Transport secretary Grant Shapps this week launched the first meeting of the Net Zero Transport Board to help guide the decarbonisation of UK transport.

The board brings together high-profile leaders from a range of fields including behavioural change and policy, as well as experts from a number of prominent industry sectors including environment, science, aviation and technology. The meetings aim to create a collaborative and joined up approach to tackling the wide-ranging issue of transport decarbonisation.

The first meeting allowed Shapps, transport minister Rachel Maclean and minister for clean growth Kwasi Kwarteng to hear from high-profile expert stakeholders on what steps they feel government should be taking to ensure a green recovery from coronavirus (Covid-19) and the associated economic impact.

The agenda covered what further action the government should be taking to support jobs and the economy in line with the UK’s transport decarbonisation goals with Shapps highlighting the government’s aim for two million jobs by 2030 in the low carbon economy and its supply chains, up from 460,000 today.

Shapps said many of the actions being taken to deliver net zero are investments that will also stimulate the economy and grow new low carbon industries across the UK.

“Transport has a huge part to play in tackling climate change and today’s meeting is another important step for this country on our road to net zero,” he added.

“Clearly our ground-breaking transport decarbonisation plan must be shaped by the best brains and informed by the widest array of expertise and experience.

“I’m determined to build a greener, healthier, more prosperous Britain for future generations and I have no doubt that the Net Zero Transport Board will play an integral part in our green recovery.”

The board will also help shape and inform the transport decarbonisation plan coming later this year. It is the first time the UK will lay out its approach to decarbonising every form of transport, setting out a credible and ambitious pathway to delivering transport’s contribution to carbon budgets and to meeting net zero by 2050.

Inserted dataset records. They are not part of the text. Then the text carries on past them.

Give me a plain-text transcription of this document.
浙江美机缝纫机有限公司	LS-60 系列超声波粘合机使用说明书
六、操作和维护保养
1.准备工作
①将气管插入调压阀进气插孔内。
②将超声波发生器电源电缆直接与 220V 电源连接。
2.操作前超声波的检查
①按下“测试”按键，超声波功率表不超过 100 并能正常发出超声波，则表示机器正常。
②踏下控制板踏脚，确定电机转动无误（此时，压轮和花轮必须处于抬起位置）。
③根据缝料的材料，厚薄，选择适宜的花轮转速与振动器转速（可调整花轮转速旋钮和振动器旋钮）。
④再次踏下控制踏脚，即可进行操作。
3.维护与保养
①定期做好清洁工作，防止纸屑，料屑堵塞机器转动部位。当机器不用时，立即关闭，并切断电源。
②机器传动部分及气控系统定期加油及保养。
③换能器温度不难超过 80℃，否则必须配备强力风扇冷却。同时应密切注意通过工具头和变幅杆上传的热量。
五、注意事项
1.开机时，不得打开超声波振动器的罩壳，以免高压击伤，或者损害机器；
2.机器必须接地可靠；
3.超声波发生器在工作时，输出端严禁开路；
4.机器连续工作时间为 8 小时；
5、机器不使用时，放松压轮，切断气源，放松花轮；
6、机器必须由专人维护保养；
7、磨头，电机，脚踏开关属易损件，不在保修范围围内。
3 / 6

Last year, the UK became the first major economy in the world to pass laws to end its contribution to global warming by 2050. The target will require the UK to bring all greenhouse gas emissions to net zero by 2050, compared with the previous target of at least 80% reduction from 1990 levels.

Alongside the first meeting of the board, the government is also providing an opportunity for the public to feed back their views online on the development of the transport decarbonisation plan.

“The Transport Net Zero Board will be a key component of our ‘greenprint’ for the future,” said Maclean.

“The coronavirus pandemic has led to people making huge changes to the way they live, work and travel, and we want to capitalise and build on the new habits people have developed, as well as champion the power of new, cleaner technologies on our road to a green recovery.”